Capt. Robert D. Lindenau, 39, a civil affairs officer assigned to the 91st Civil Affairs Battalion, 95th CA Bde., died from wounds sustained when his vehicle was struck by a rocket-propelled grenade during mounted operations.

He was deployed to Afghanistan in support of Operation Enduring Freedom, serving as a civil affairs team leader with the 91st CA Bn.

Lindenau is survived by his wife, Tonya, and their four children, Rachael, Gabe, Sarah and Hannah of Fort Bragg, N.C.

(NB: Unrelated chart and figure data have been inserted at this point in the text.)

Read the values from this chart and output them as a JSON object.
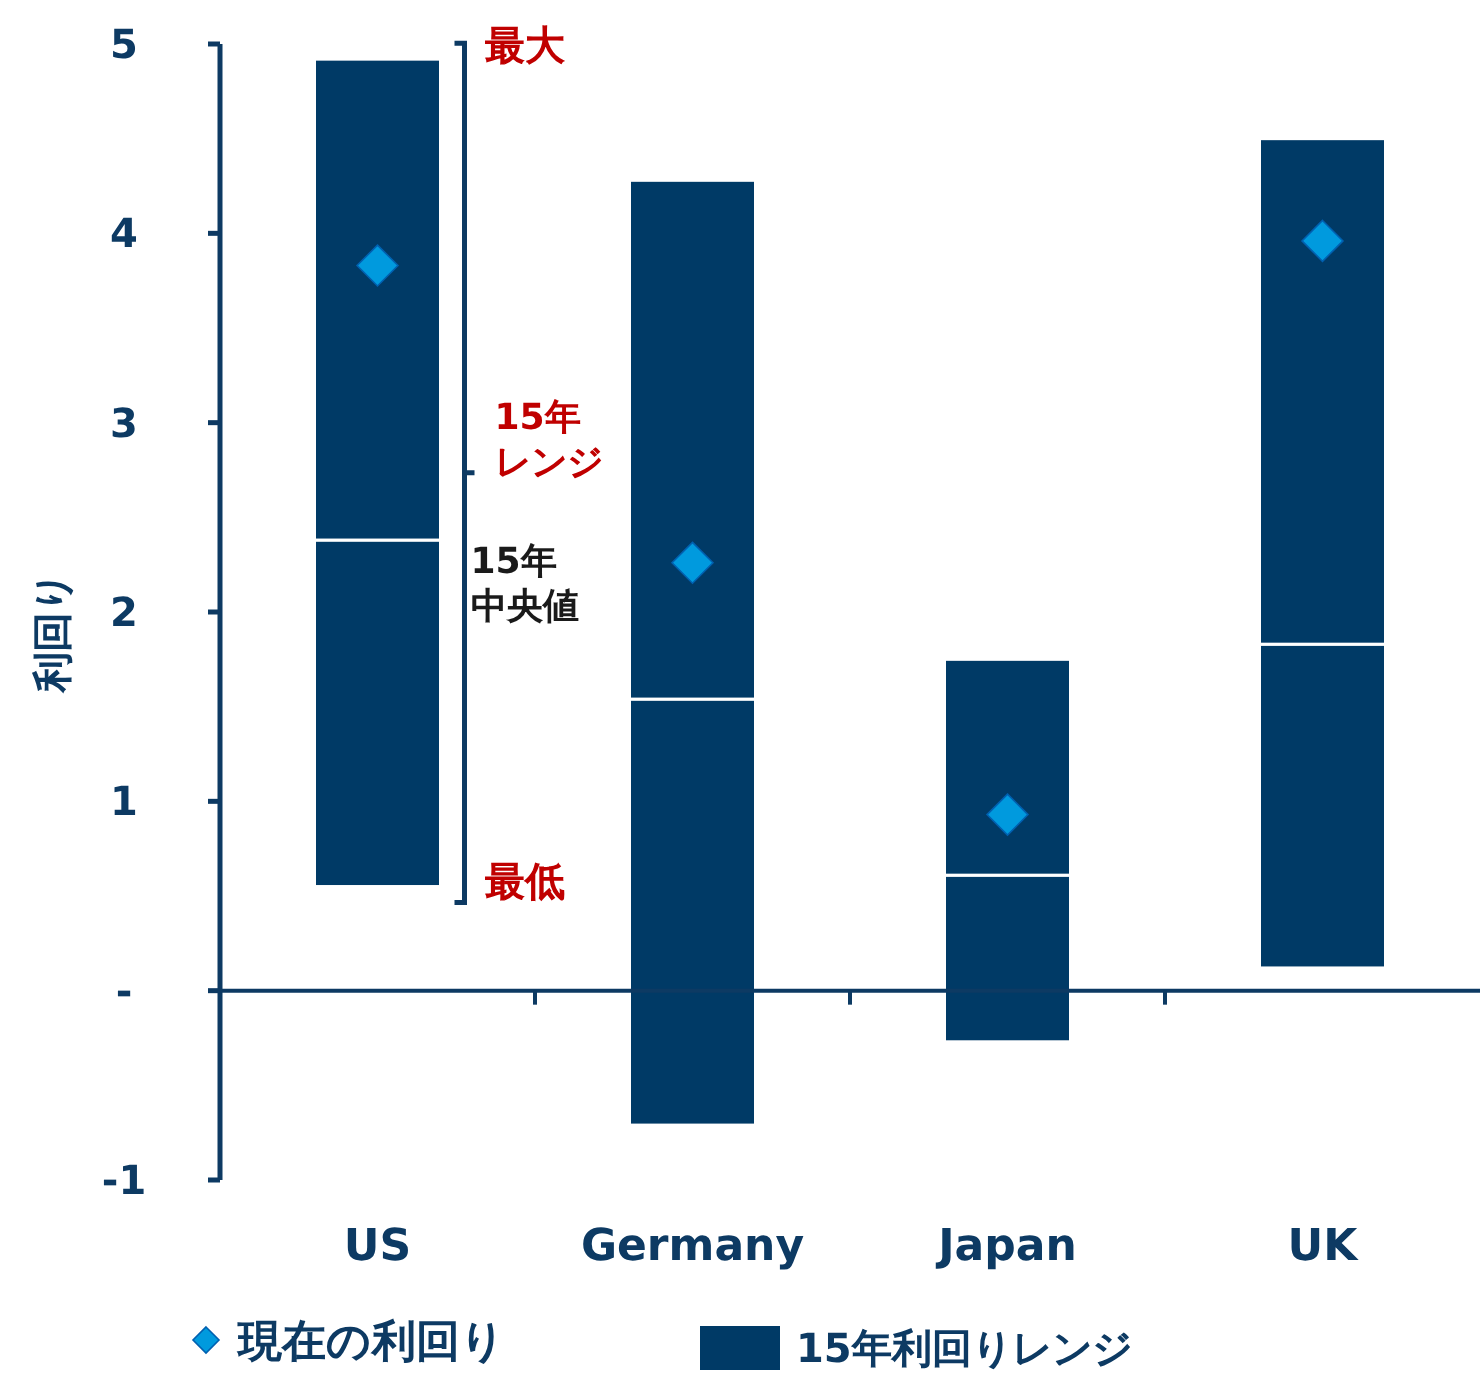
{
  "chart_data": {
    "type": "bar",
    "ylabel": "利回り",
    "categories": [
      "US",
      "Germany",
      "Japan",
      "UK"
    ],
    "series": [
      {
        "name": "15年利回りレンジ",
        "color": "#003a66",
        "base": [
          0.55,
          -0.71,
          -0.27,
          0.12
        ],
        "values": [
          1.83,
          2.25,
          0.88,
          1.71
        ]
      },
      {
        "color": "#003a66",
        "base": [
          2.38,
          1.54,
          0.61,
          1.83
        ],
        "values": [
          2.54,
          2.74,
          1.14,
          2.67
        ]
      },
      {
        "type": "scatter",
        "name": "現在の利回り",
        "color": "#009ade",
        "marker": "diamond",
        "x": [
          "US",
          "Germany",
          "Japan",
          "UK"
        ],
        "values": [
          3.83,
          2.26,
          0.93,
          3.96
        ]
      }
    ],
    "ylim": [
      -1,
      5
    ],
    "yticks": [
      {
        "value": -1,
        "label": "-1"
      },
      {
        "value": 0,
        "label": "-"
      },
      1,
      2,
      3,
      4,
      5
    ],
    "annotations": [
      "最大",
      "15年レンジ",
      "15年中央値",
      "最低"
    ],
    "legend": "bottom",
    "grid": false
  }
}
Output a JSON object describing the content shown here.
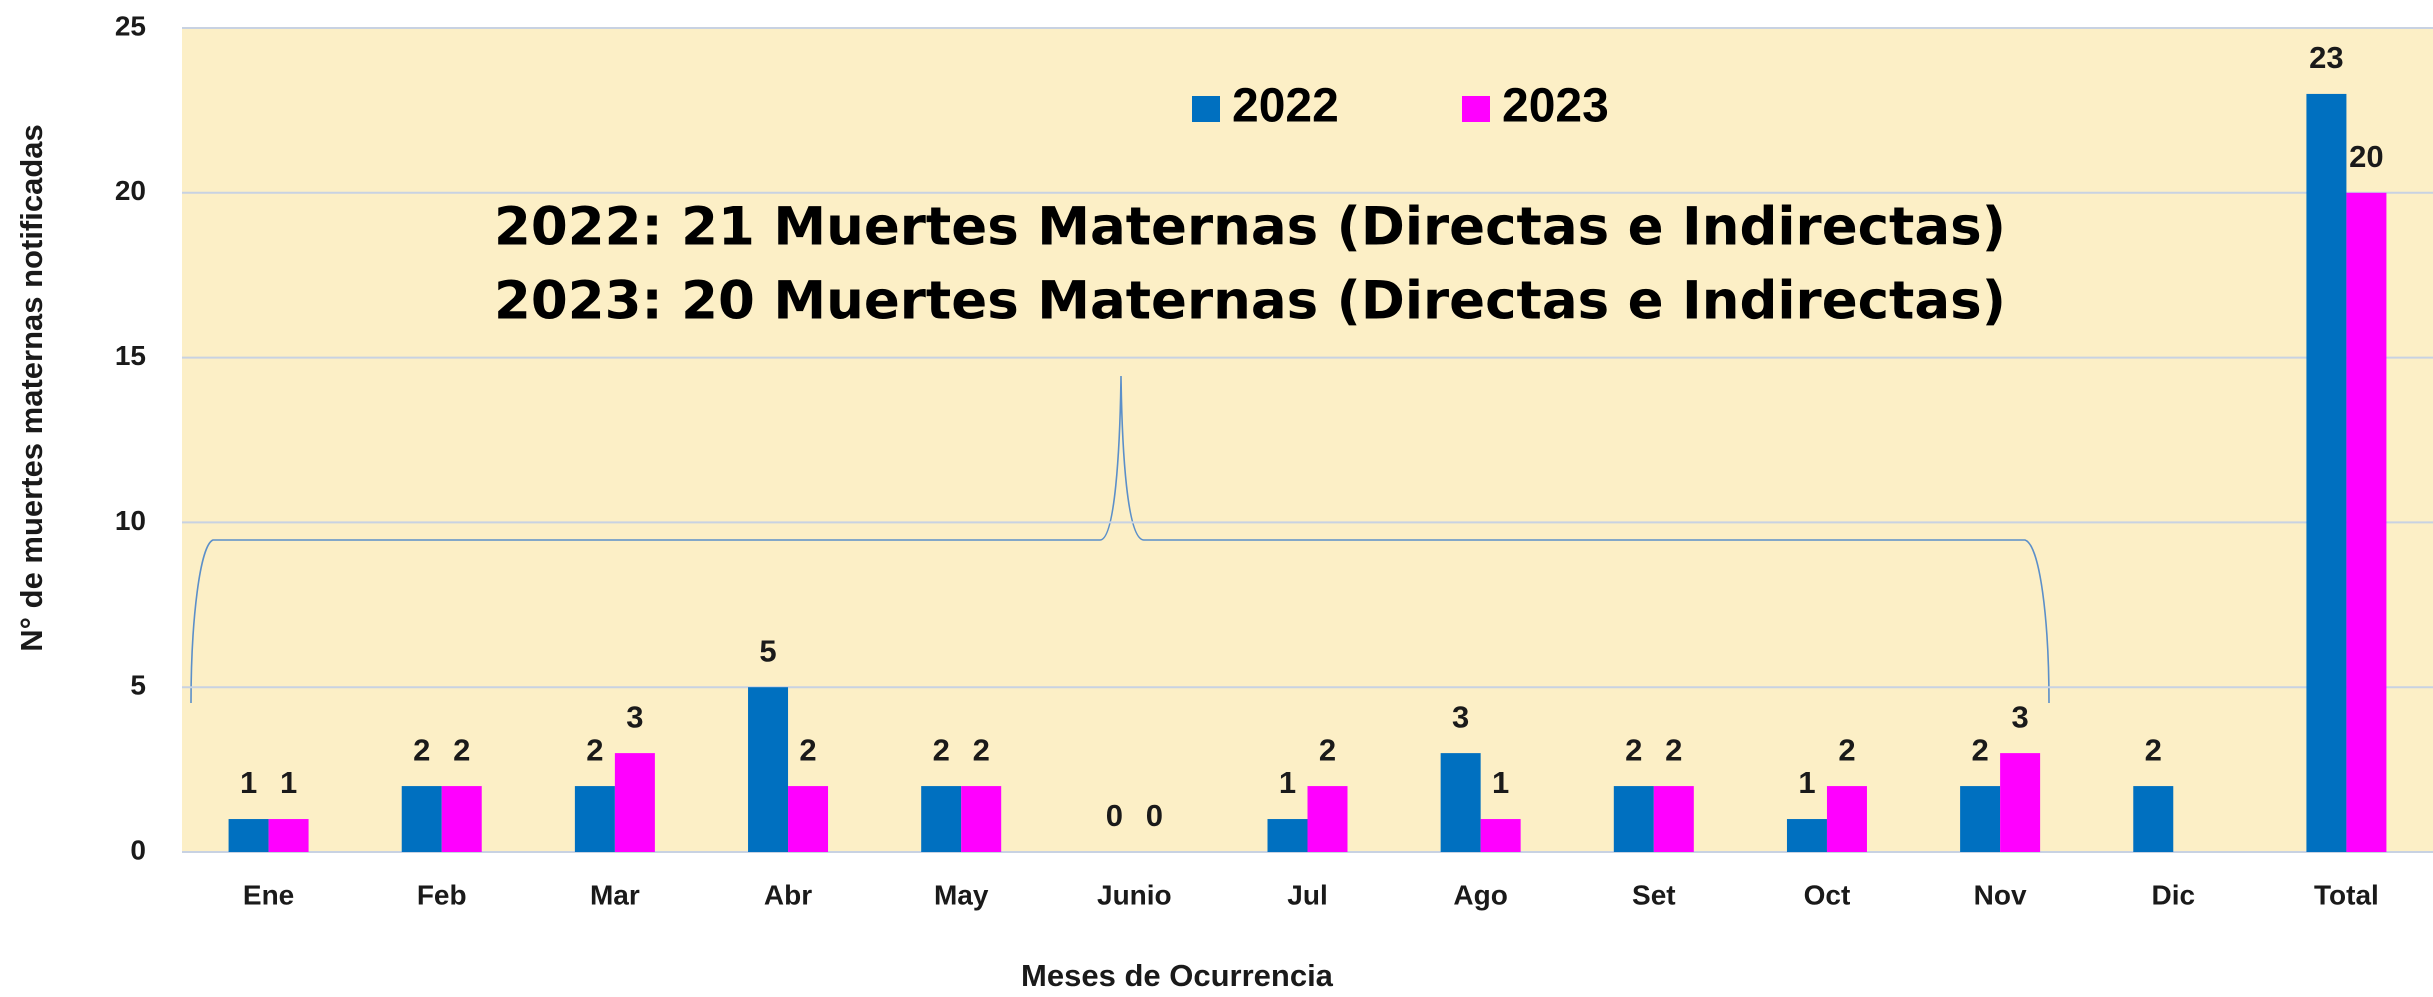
{
  "chart_data": {
    "type": "bar",
    "annotations": [
      "2022: 21 Muertes Maternas (Directas e Indirectas)",
      "2023: 20 Muertes Maternas (Directas e Indirectas)"
    ],
    "x_label": "Meses de Ocurrencia",
    "y_label": "N° de muertes maternas  notificadas",
    "categories": [
      "Ene",
      "Feb",
      "Mar",
      "Abr",
      "May",
      "Junio",
      "Jul",
      "Ago",
      "Set",
      "Oct",
      "Nov",
      "Dic",
      "Total"
    ],
    "series": [
      {
        "name": "2022",
        "color": "#0070c0",
        "values": [
          1,
          2,
          2,
          5,
          2,
          0,
          1,
          3,
          2,
          1,
          2,
          2,
          23
        ]
      },
      {
        "name": "2023",
        "color": "#ff00ff",
        "values": [
          1,
          2,
          3,
          2,
          2,
          0,
          2,
          1,
          2,
          2,
          3,
          null,
          20
        ]
      }
    ],
    "ylim": [
      0,
      25
    ],
    "yticks": [
      0,
      5,
      10,
      15,
      20,
      25
    ],
    "grid": true,
    "legend": "top"
  }
}
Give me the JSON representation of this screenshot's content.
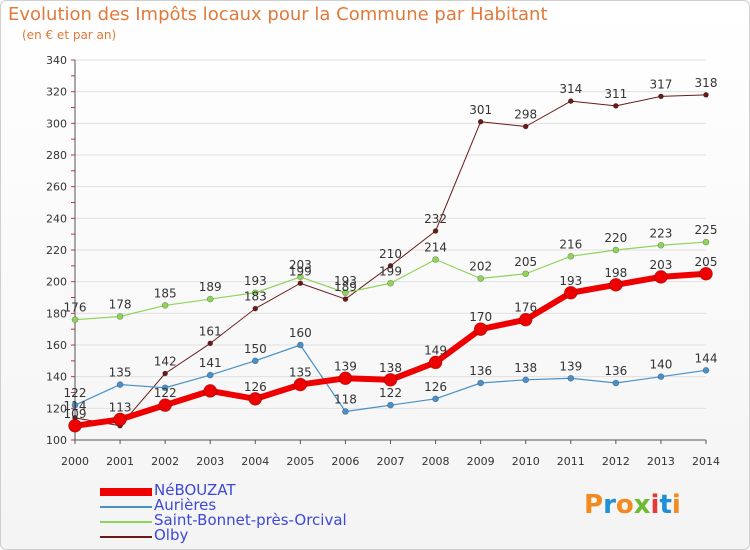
{
  "header": {
    "title": "Evolution des Impôts locaux pour la Commune par Habitant",
    "subtitle": "(en € et par an)"
  },
  "colors": {
    "title": "#e07a3a",
    "axis_text": "#333333",
    "grid": "#e0e0e0",
    "tick_red": "#cc3333",
    "legend_text": "#3d49d6"
  },
  "logo": {
    "text": "Proxiti",
    "letter_colors": [
      "#f28a1e",
      "#1f8fd6",
      "#f28a1e",
      "#6cbc2f",
      "#e53935",
      "#1f8fd6",
      "#f28a1e"
    ]
  },
  "chart_data": {
    "type": "line",
    "title": "Evolution des Impôts locaux pour la Commune par Habitant",
    "subtitle": "(en € et par an)",
    "x": [
      "2000",
      "2001",
      "2002",
      "2003",
      "2004",
      "2005",
      "2006",
      "2007",
      "2008",
      "2009",
      "2010",
      "2011",
      "2012",
      "2013",
      "2014"
    ],
    "ylim": [
      100,
      340
    ],
    "yticks": [
      100,
      120,
      140,
      160,
      180,
      200,
      220,
      240,
      260,
      280,
      300,
      320,
      340
    ],
    "grid": "horizontal",
    "legend_position": "bottom-left",
    "series": [
      {
        "name": "Olby",
        "color": "#6b1a1a",
        "width": 1,
        "marker": 2.5,
        "values": [
          114,
          109,
          142,
          161,
          183,
          199,
          189,
          210,
          232,
          301,
          298,
          314,
          311,
          317,
          318
        ]
      },
      {
        "name": "Saint-Bonnet-près-Orcival",
        "color": "#8fd45a",
        "width": 1.2,
        "marker": 3,
        "values": [
          176,
          178,
          185,
          189,
          193,
          203,
          193,
          199,
          214,
          202,
          205,
          216,
          220,
          223,
          225
        ]
      },
      {
        "name": "Aurières",
        "color": "#4a90c8",
        "width": 1.2,
        "marker": 3,
        "values": [
          122,
          135,
          133,
          141,
          150,
          160,
          118,
          122,
          126,
          136,
          138,
          139,
          136,
          140,
          144
        ]
      },
      {
        "name": "NéBOUZAT",
        "color": "#ee0000",
        "width": 6,
        "marker": 6.5,
        "values": [
          109,
          113,
          122,
          131,
          126,
          135,
          139,
          138,
          149,
          170,
          176,
          193,
          198,
          203,
          205
        ]
      }
    ],
    "data_labels": [
      {
        "series": "Olby",
        "labels": [
          "114",
          "",
          "142",
          "161",
          "183",
          "199",
          "189",
          "210",
          "232",
          "301",
          "298",
          "314",
          "311",
          "317",
          "318"
        ]
      },
      {
        "series": "Saint-Bonnet-près-Orcival",
        "labels": [
          "176",
          "178",
          "185",
          "189",
          "193",
          "203",
          "193",
          "199",
          "214",
          "202",
          "205",
          "216",
          "220",
          "223",
          "225"
        ]
      },
      {
        "series": "Aurières",
        "labels": [
          "122",
          "135",
          "",
          "141",
          "150",
          "160",
          "118",
          "122",
          "126",
          "136",
          "138",
          "139",
          "136",
          "140",
          "144"
        ]
      },
      {
        "series": "NéBOUZAT",
        "labels": [
          "109",
          "113",
          "122",
          "",
          "126",
          "135",
          "139",
          "138",
          "149",
          "170",
          "176",
          "193",
          "198",
          "203",
          "205"
        ]
      }
    ]
  },
  "legend": [
    {
      "label": "NéBOUZAT",
      "color": "#ee0000",
      "thickness": 8
    },
    {
      "label": "Aurières",
      "color": "#4a90c8",
      "thickness": 2
    },
    {
      "label": "Saint-Bonnet-près-Orcival",
      "color": "#8fd45a",
      "thickness": 2
    },
    {
      "label": "Olby",
      "color": "#6b1a1a",
      "thickness": 2
    }
  ]
}
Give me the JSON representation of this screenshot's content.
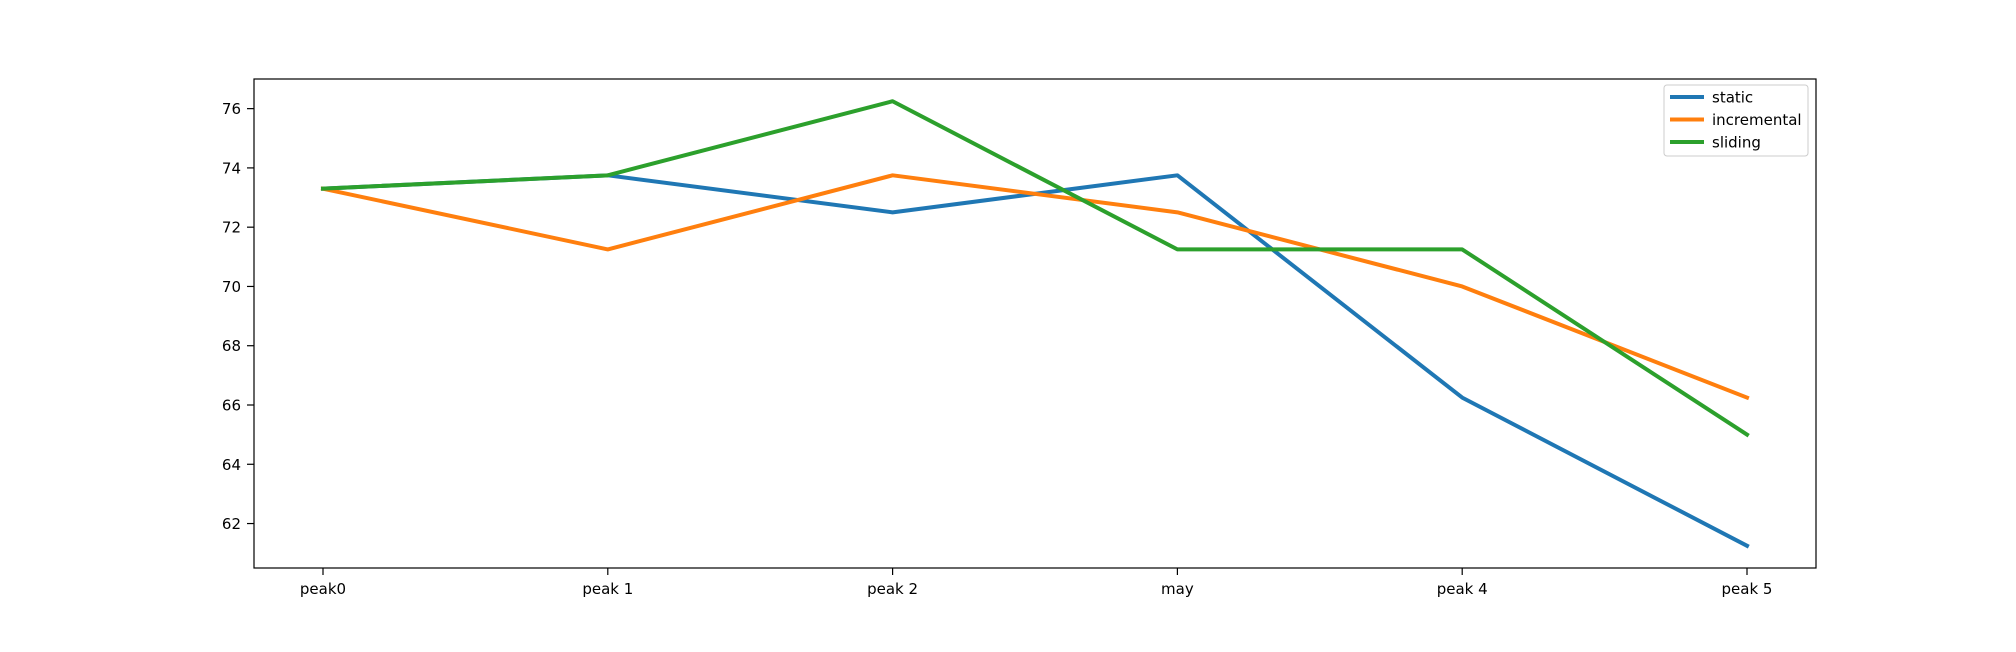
{
  "chart_data": {
    "type": "line",
    "categories": [
      "peak0",
      "peak 1",
      "peak 2",
      "may",
      "peak 4",
      "peak 5"
    ],
    "series": [
      {
        "name": "static",
        "color": "#1f77b4",
        "values": [
          73.3,
          73.75,
          72.5,
          73.75,
          66.25,
          61.25
        ]
      },
      {
        "name": "incremental",
        "color": "#ff7f0e",
        "values": [
          73.3,
          71.25,
          73.75,
          72.5,
          70.0,
          66.25
        ]
      },
      {
        "name": "sliding",
        "color": "#2ca02c",
        "values": [
          73.3,
          73.75,
          76.25,
          71.25,
          71.25,
          65.0
        ]
      }
    ],
    "y_ticks": [
      62,
      64,
      66,
      68,
      70,
      72,
      74,
      76
    ],
    "ylim": [
      60.5,
      77.0
    ],
    "title": "",
    "xlabel": "",
    "ylabel": "",
    "grid": false,
    "legend_position": "upper right"
  }
}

For Capt. Lindenau's bio, click here...


----------



## whiterose (Oct 22, 2008)

RIP, paratrooper.


----------



## Viper1 (Oct 22, 2008)

Rest in peace.... God be with your family.


----------



## 0699 (Oct 22, 2008)

RIP Warrior.


----------



## Rabid Badger (Oct 22, 2008)

Damn sad news.  RIP Warrior.


----------



## LibraryLady (Oct 22, 2008)

RIP Captain Lindenau

Prayers out to your family, especially your little ones, and to all those in harms way.

LL


----------



## Trip_Wire (Oct 22, 2008)

RIP CPT


----------



## HoosierAnnie (Oct 22, 2008)

Rest Well, Captain.  Prayers of comfort, strength and courage for the family left to carry on.


----------



## racing_kitty (Oct 22, 2008)

Rest in peace, sir.  Your war is over.  Thank you for your service.  My prayers to your family in their hour of need.


----------



## metalchica (Oct 22, 2008)

*Another CA KIA*

Army Sgt. Federico G. Borjas, 33, of San Diego; assigned to 416th Civil Affairs Battalion, 351st Civil Affairs Command, U.S. Army Reserve, San Diego; died Oct. 16 in Bermel District Center, Afghanistan, of wounds sustained from small-arms fire during a dismounted patrol. 

RIP CPT Lindenau and SGT Borjas


----------



## Gypsy (Oct 22, 2008)

Rest in Peace, CPT Lindenau and SGT Borjas.


----------



## Typhoon (Oct 23, 2008)

RIP Sgt. Borjas and Captain Lindenau. My thoughts and prayers out to all those with whom they served, and to their families and friends back at home.

I will keep their memory in my heart this night...


----------



## RackMaster (Oct 23, 2008)

RIP.


----------



## 08steeda (Oct 23, 2008)

RIP Brothers!


----------